Who has tackled this issue on an original truck & what's your opinion of which you've used?
I have never given dot 5 a thought till I saw this post. Now, after doing some reading on it..... I still don't know what to think. Seeing I have used gallons of dot 3, and have one on the shelf, that's probably what I'll be using. Let us know what you decide.
Vic
Could not find a clear consensus via variouis online forum combing.
I had thought initially that DOT 5 would not absorb moisture. It doesn't in that the fluid itself does not MIX with water/moisture, but a brake system filled with DOT5 will still absorb water… it'll just separate like oil/water do. Potentially the water may gather in one spot & potentially work harder at rotting out a component/ brake line.
My truck's hard stuff (all 4 wheel cylinders and the master cylinder) have been sleeved with stainless, brake lines are cheap, and I have no finished paint to worry about spattering BF on.

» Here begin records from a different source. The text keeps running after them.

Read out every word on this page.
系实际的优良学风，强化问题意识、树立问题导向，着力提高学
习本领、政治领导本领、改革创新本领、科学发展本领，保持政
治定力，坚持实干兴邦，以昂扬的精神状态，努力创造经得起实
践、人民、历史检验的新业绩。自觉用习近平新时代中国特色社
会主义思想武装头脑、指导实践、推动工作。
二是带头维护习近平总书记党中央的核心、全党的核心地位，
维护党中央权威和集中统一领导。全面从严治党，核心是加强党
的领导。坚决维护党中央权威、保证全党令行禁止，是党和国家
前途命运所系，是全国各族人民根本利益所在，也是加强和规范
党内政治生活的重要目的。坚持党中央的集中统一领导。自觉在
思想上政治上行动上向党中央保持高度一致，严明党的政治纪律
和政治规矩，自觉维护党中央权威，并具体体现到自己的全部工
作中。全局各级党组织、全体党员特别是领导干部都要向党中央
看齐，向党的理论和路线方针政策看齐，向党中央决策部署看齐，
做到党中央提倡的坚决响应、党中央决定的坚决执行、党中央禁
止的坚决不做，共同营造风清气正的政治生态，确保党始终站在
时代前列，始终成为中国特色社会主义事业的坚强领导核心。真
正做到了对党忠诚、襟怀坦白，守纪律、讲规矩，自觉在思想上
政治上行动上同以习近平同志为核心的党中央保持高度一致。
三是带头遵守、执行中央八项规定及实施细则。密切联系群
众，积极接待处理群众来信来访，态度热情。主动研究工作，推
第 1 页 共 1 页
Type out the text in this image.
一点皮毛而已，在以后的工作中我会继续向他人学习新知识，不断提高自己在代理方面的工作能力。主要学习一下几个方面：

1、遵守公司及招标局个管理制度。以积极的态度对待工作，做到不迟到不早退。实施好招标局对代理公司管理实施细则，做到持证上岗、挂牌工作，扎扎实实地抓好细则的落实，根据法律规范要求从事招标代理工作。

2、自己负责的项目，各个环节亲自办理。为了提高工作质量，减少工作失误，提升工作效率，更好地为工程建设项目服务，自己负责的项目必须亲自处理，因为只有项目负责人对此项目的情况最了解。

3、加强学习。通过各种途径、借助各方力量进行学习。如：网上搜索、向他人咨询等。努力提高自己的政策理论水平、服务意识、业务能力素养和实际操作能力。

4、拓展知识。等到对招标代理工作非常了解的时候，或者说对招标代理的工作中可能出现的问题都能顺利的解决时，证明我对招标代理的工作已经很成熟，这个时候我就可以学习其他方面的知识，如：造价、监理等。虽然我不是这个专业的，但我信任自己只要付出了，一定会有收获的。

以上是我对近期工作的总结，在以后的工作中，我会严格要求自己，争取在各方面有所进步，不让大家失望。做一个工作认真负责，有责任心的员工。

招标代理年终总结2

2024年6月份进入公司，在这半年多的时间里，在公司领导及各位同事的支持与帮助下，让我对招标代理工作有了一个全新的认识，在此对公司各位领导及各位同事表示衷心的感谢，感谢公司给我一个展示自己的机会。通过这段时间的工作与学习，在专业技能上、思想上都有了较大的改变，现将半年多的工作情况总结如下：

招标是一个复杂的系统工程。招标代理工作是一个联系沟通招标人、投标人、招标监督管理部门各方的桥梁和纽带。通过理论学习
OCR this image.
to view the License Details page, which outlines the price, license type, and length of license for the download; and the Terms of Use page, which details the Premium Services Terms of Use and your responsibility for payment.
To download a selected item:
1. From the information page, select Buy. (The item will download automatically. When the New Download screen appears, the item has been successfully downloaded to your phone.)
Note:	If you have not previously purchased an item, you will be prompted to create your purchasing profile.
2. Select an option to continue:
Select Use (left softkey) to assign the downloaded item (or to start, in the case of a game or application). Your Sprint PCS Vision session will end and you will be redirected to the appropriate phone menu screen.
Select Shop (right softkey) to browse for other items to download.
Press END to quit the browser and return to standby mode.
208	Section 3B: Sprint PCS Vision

So I'm going with glycol-based DOT 3.
Brake fluid absorbs moisture but that's a feature, not a bug - in part so the line won't ever freeze solid. DOT 3 is good stuff, just change it out periodically to keep corrosion at bay. Hardly anyone does this.
I've been told that if you want to run DOT 5 you have to have a clean, new system that hasn't had fluid in it. It has something to do with the different compounds of DOT 5 vs DOT 3.